Jawaban serentak dari para saksi mengakhiri status Renja sebagai gadis. Renja menyeka air matanya, mengangkat kepala untuk melihat bagaimana ekspresi suaminya.

“Maafkan aku,” cicit Renja kembali menunduk ketika mata mereka saling bertemu. Malu bercampur rasa bersalah sehingga dia bingung dalam merespons.

Andaikan dia tidak berhutang, apa hal serupa akan terjadi?

“Sudah terlanjur jalani saja.”

Tanggapan Darel membawa sensasi berbeda bagi Renja, air mata berhenti, dia sedikit mendapatkan kepercayaan diri seperti sebuah ampunan yang baru saja ia dengarkan.

“Kau beneran tidak apa-apa?”

“Hm, lagian umurku sudah 27 tahun, tidak perlu repot-repot lagi mencari istri.”

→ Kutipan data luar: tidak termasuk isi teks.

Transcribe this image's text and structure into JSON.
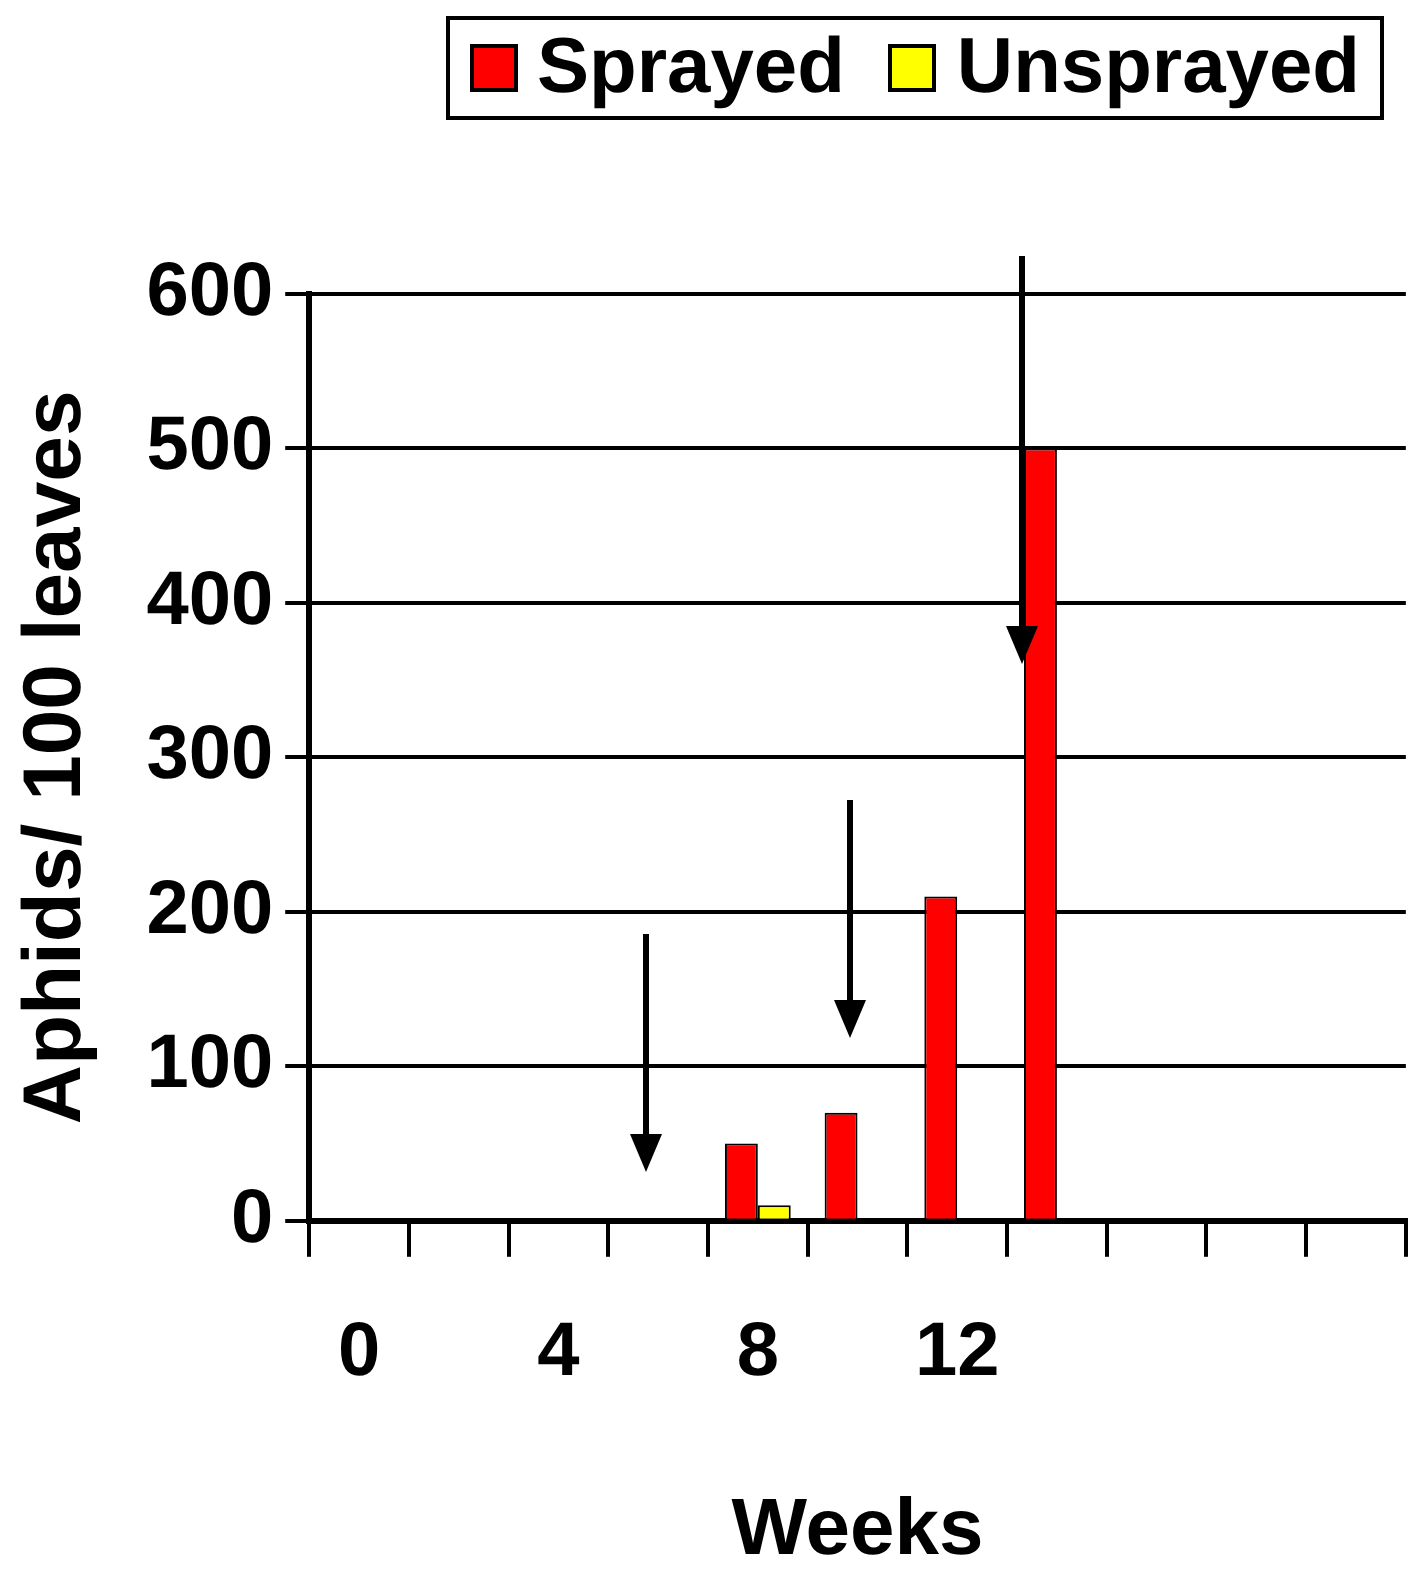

Benarkah begitu? Renja menatap lekat wajah Darel, suara bising warga desa berdengung lalu perlahan menghilang dari pendengarannya. Satu titik fokusnya hanya Darel, menjadikan pemandangan di sekitar buram.

‘Benarkah?’ dia bertanya sekali lagi di dalam benak. Wajah Darel datar, tidak menunjukkan tanda-tanda bahwa rasa syukur pria itu tadi adalah benar.

Apa itu cuman omong kosong karena dia kasihan pada Renja? Itu jauh lebih buruk, jika Darel tidak menginginkan Renja, tidak masalah menalak setelah setidaknya 3 bulan. Tentu tidak boleh berhubungan jika seperti itu.

Renja menepuk pundak Darel, lantas berbisik, “Kita bisa cerai jika kau tidak suka. Tinggal talak.”

Darel membalas, “Aku sudah bilang tadi. Atau jangan-jangan kau yang keberatan?”

Renja menjauhkan tubuh, menggeleng-gelengkan kepala cepat. Baiklah, Renja pasrah, tidak ada salahnya mencoba terlebih dahulu. Pun Renja harus mempersiapkan diri sebelum menyandang status janda.

“Berapa usiamu?” tanya Darel tiba-tiba.

“21 tahun.”

“Nah, pasti sebagai gadis yang tinggal di desa kau sering mendapat pertanyaan tentang kapan menikah, kan?”

Renja mengangguk, pertanyaan itu membuat Renja capek melebihi seluruh pekerjaan rumah yang ia kerjakan.

“Kalau begitu, anggap saja aku membantumu menghapus pertanyaan itu.”

Renja tidak mengerti, sepertinya Darel ingin menjalani pernikahan yang sesungguhnya.

Tapi kenapa dia seperti tidak menyukainya? Apa mungkin hanya pandangan Renja saja?

Semakin dipikirkan otaknya terasa mendidih, cukup sudah kejadian pagi ini membuat pusing.

Intinya jika mereka berjodoh mereka akan bertahan, jika tidak maka akan berakhir. Sudah, tidak usah dibawa pusing.